Neue Nutzung - neue Anforderungen
Ein Gebäude bleibt selten über Jahrzehnte unverändert. Räume werden umgenutzt, Flächen neu aufgeteilt oder Gebäude erhalten eine völlig neue Funktion. Was auf den ersten Blick wie eine einfache Anpassung wirkt, kann im Brandschutz jedoch weitreichende Folgen haben.
Denn die Anforderungen an ein Gebäude richten sich nicht nur nach seiner Bauweise, sondern vor allem nach seiner Nutzung.

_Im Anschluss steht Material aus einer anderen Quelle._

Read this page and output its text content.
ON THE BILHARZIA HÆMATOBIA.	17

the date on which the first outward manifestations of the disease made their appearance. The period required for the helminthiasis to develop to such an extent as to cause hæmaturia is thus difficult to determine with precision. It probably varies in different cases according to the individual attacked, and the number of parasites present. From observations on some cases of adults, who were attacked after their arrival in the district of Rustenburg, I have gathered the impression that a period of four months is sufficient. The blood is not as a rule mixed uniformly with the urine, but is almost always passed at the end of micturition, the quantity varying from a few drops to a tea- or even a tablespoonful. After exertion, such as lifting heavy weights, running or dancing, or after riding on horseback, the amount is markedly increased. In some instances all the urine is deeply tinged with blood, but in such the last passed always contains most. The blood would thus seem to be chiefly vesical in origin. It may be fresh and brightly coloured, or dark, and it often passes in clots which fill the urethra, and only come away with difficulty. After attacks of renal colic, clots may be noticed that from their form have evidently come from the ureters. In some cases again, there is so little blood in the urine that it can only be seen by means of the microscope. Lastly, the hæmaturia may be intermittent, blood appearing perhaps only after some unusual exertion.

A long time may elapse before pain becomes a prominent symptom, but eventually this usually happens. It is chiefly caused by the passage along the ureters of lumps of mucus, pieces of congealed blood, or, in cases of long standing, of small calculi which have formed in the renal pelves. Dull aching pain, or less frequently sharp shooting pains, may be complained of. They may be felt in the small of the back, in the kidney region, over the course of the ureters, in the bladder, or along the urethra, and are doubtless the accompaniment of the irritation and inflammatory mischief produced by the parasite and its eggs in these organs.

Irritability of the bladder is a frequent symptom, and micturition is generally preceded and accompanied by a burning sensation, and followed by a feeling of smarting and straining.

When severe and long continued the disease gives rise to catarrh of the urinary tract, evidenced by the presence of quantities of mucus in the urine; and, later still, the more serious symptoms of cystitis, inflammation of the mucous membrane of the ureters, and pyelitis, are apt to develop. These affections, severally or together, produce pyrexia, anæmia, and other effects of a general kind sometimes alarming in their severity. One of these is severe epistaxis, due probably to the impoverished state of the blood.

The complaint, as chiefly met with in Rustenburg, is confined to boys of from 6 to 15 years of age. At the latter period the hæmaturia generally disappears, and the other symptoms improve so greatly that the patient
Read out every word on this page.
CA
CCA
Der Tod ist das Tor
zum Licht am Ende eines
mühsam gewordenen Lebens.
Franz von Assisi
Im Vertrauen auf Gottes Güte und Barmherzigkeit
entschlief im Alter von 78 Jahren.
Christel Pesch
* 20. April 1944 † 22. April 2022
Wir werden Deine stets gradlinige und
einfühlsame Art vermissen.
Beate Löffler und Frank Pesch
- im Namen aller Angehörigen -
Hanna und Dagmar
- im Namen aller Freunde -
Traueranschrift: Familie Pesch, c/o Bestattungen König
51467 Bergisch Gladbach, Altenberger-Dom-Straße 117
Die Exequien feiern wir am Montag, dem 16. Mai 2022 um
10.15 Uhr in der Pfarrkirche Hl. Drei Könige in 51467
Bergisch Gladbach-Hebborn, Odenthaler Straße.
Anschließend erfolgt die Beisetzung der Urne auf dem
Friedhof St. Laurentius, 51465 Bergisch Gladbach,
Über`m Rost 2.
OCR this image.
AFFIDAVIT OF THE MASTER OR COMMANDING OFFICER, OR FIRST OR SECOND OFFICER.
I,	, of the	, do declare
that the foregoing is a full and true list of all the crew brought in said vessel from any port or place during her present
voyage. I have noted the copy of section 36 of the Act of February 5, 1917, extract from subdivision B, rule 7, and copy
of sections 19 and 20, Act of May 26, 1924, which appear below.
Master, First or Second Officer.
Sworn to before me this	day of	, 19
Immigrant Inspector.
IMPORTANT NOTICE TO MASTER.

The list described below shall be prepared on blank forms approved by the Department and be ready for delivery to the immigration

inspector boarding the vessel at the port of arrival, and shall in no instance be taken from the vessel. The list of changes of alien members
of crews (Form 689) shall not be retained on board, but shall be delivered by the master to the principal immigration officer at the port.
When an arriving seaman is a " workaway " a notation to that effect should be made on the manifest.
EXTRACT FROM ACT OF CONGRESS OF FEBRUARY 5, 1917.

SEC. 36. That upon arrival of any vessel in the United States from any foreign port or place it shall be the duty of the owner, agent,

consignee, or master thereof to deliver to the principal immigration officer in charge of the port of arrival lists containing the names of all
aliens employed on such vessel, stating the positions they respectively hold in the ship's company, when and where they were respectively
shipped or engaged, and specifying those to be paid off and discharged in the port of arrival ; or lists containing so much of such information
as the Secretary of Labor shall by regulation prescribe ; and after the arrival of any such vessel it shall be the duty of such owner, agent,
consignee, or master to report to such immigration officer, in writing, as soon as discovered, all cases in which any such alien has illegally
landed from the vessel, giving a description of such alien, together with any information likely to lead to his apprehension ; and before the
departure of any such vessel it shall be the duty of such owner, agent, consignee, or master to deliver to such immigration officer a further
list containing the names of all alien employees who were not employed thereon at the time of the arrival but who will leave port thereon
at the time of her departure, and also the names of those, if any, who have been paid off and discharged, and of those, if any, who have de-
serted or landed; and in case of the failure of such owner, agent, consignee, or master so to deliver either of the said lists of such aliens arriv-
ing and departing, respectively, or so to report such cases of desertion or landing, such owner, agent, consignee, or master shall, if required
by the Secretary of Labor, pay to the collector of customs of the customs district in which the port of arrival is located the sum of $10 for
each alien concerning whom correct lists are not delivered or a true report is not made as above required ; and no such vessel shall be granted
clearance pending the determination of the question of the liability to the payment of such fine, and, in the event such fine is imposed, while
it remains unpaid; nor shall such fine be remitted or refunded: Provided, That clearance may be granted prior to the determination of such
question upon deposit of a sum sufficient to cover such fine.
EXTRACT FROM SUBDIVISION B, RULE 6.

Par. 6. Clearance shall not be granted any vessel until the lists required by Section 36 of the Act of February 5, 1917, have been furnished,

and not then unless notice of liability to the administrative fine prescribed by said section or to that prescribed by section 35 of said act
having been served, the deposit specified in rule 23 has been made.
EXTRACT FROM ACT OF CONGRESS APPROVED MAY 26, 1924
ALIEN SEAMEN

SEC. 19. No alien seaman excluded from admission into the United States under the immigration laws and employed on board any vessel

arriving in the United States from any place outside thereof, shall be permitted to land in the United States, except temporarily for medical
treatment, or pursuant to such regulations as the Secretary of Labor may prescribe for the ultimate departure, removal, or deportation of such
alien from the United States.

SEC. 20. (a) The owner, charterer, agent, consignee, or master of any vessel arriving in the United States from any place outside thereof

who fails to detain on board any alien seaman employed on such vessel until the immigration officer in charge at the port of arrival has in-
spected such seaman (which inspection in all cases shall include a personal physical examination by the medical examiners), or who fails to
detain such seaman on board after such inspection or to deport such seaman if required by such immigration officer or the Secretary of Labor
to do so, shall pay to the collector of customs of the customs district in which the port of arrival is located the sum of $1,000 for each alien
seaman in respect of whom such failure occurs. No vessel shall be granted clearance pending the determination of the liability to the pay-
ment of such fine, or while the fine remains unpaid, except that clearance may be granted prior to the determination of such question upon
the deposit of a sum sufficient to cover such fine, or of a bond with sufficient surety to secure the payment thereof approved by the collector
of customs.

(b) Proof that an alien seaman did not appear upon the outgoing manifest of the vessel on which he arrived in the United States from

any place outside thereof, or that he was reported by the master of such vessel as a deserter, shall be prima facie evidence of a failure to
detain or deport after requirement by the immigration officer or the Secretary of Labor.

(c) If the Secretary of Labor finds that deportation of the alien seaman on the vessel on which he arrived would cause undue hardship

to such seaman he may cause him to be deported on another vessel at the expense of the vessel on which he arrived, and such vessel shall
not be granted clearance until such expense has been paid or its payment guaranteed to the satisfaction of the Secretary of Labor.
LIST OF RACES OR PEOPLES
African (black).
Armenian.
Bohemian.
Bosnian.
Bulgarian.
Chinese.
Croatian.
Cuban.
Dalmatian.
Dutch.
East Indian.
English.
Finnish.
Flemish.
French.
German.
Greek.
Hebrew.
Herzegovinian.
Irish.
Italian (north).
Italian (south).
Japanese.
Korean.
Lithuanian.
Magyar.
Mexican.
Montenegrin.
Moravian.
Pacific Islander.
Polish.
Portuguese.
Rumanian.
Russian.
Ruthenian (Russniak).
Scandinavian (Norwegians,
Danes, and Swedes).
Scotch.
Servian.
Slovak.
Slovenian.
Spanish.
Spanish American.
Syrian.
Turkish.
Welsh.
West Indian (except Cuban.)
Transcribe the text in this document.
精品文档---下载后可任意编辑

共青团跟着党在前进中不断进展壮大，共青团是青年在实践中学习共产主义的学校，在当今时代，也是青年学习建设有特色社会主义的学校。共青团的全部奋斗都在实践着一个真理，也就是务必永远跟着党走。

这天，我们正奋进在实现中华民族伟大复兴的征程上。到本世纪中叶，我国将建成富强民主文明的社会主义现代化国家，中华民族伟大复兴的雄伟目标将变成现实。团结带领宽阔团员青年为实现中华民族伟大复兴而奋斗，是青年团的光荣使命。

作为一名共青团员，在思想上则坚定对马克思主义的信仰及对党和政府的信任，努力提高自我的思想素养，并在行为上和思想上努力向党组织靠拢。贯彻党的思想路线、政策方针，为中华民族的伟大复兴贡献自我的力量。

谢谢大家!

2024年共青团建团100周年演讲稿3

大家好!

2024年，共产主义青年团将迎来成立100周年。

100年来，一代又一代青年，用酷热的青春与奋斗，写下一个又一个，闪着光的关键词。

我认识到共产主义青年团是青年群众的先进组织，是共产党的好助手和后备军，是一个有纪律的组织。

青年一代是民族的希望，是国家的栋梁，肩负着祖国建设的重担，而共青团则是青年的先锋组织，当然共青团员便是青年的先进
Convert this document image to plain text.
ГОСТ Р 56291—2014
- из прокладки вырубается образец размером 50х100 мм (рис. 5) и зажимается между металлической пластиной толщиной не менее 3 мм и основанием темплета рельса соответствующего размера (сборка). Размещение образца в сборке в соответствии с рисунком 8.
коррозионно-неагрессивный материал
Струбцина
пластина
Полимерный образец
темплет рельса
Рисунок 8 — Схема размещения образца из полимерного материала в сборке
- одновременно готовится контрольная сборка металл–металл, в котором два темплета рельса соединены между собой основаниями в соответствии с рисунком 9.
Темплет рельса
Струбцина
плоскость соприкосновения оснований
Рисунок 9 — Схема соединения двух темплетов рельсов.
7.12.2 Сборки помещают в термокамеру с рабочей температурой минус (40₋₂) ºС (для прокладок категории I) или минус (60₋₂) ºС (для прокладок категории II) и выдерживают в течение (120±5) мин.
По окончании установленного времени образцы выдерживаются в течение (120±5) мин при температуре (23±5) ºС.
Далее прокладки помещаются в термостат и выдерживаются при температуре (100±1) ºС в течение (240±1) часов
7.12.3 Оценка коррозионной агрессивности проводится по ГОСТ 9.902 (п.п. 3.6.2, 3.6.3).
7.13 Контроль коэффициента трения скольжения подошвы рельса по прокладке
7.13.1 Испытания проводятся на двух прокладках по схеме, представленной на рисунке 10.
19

Typische Beispiele aus der Praxis:
⚠️ Büro wird Café – plötzlich halten sich mehr Personen gleichzeitig im Gebäude auf, Fluchtwege müssen neu bewertet werden.
⚠️ Laden wird Fitnessstudio – andere Nutzungszeiten, höhere Personendichte und veränderte Anforderungen an Rettungswege.
⚠️ Wohnung wird Praxis – zusätzliche Besucher, andere organisatorische Abläufe und möglicherweise neue technische Anforderungen.
⚠️ Lagerfläche wird Verkaufsfläche – veränderte Brandlasten und neue Anforderungen an die Gebäudestruktur.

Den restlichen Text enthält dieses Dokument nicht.